全員が原稿を読み、企画へ変え、勝負できる形まで持っていった。
誇らしい記憶だ。
同時に、あれを毎回繰り返せば、誰かが壊れる。
「熱量をなくすための改善ではない」
神谷が、まるでひなたの考えを読んだように言う。
「本当に人間が考えるべき場所へ、熱量を使うためだ」
理想的な説明だった。
ひなたも、そうなってほしいと思う。
だが、人間が考えるべき場所を決めるのは誰なのか。
効率化できる場所が増えるたび、その範囲は狭くなっていくのではないか。
神谷は全員へ視線を向ける。
「二周年では、速さだけでなく、前より強いものを作る。楽をした分だけ薄くなった、と言われるのが一番悪い」
会議室の空気が引き締まる。
ひなたは頷いた。
便利さを受け入れた上で、熱を失わない。
それが、次の仕事だった。
夕方、正式な役割表が共有された。
二周年イベント・シナリオ責任者。
柏木ひなた。
その下に、担当業務が並ぶ。
生成候補の選定。
感情線・キャラクター整合性の監修。
評価フィードバックへの対応。
若手ライターへの修正指示。
最終品質の担保。
何度読み返しても、「執筆」という言葉はなかった。
もちろん、書いてはいけないわけではない。
必要なら自分で書く。
実際、一・五周年でも多くの部分を直した。
ただ、会社が自分へ期待している役割は、そこではない。
「先輩」
佐久間が声を掛ける。
「二周年用の候補、追加で百二十案来てます。
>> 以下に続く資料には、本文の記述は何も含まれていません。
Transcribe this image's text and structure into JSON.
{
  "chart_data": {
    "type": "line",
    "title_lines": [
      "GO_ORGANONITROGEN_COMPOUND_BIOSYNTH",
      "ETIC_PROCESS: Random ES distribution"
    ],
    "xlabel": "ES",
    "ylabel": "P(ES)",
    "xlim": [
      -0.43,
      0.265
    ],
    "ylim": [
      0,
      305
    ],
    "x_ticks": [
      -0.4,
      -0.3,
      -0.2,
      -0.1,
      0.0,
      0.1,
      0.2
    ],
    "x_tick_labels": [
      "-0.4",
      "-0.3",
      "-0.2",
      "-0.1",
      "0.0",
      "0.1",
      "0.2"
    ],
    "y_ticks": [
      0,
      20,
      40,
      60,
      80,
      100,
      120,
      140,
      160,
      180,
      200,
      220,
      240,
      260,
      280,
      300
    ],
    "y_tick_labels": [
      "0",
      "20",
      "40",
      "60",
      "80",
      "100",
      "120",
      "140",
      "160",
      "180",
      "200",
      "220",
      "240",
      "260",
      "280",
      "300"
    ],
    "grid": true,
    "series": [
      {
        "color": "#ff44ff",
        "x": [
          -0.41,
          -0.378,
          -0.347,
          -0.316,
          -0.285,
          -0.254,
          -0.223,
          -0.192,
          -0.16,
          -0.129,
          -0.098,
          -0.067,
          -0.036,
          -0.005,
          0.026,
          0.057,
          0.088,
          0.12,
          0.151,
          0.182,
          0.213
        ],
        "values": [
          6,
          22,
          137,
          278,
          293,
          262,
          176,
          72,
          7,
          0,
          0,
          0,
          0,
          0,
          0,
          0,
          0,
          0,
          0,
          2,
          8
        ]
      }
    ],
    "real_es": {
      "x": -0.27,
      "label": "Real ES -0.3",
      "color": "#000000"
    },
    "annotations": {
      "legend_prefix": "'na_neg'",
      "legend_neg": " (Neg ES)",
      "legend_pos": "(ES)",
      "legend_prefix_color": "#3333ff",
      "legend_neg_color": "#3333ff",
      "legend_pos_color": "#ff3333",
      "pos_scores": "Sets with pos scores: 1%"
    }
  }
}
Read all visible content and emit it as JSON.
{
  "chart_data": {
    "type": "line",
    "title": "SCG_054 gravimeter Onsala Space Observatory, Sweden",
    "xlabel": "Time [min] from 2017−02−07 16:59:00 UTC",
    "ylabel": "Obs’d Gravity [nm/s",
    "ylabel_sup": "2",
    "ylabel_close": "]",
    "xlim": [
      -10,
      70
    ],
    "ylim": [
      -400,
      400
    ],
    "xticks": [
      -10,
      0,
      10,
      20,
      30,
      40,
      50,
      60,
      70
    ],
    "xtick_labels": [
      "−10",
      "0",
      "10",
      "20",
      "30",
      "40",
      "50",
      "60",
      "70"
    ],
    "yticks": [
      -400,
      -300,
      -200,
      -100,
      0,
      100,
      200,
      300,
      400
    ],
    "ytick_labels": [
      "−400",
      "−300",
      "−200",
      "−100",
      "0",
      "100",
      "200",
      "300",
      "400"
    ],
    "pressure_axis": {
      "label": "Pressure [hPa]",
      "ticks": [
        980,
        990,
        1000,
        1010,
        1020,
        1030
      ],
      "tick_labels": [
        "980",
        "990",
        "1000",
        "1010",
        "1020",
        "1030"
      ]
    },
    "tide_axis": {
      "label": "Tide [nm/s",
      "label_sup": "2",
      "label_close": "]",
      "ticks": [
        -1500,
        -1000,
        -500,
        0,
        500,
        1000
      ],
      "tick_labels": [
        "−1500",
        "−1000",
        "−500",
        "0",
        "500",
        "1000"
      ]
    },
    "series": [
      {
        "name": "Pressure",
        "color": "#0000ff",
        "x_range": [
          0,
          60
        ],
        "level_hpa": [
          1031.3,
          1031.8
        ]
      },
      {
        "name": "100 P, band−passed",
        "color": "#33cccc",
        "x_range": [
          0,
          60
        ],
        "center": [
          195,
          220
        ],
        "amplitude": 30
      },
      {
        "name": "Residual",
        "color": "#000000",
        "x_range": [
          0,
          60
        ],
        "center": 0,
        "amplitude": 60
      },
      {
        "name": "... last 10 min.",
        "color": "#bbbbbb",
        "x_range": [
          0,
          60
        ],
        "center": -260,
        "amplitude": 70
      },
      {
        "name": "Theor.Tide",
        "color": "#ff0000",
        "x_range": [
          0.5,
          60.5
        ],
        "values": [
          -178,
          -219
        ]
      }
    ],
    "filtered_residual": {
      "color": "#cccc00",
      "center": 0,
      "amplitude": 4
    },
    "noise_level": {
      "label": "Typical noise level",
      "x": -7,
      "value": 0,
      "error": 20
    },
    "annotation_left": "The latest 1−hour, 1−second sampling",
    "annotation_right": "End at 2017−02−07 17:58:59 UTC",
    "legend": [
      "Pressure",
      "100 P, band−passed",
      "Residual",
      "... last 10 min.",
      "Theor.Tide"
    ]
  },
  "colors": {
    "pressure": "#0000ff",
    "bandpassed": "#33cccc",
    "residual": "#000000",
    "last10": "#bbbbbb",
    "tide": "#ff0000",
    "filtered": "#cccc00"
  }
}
明日までに一次選別だそうです」
「百二十?」
「キャラクター別です。台詞だけなら、もっとあります」
共有フォルダを開く。
整然と並んだファイル。
どれも、設定を踏まえている。
どれも、一定以上に読める。
どれも、ひなたの判断を待っている。
通った企画の次には、通すための文章が大量に用意されていた。
机の引き出しには、紡の新刊がある。
表紙には、一ノ瀬紡の名前。
中には、彼女が責任を負う文章が並んでいる。
ひなたの画面には、百二十の候補。
自分の名前は、責任者の欄にある。
欲しかったはずの場所だ。
それなのに、白い画面へ最初の一行を書く時よりも、ずっと遠くへ来てしまった気がした。
企画は通った。
だからこそ、この進め方が正しいと証明されてしまった。
ひなたは候補ファイルの一つを開く。
最初の台詞が表示される。
悪くない。
直せる。
使える。
そう判断した自分の速さに、ひなたは小さな恐怖を覚えた。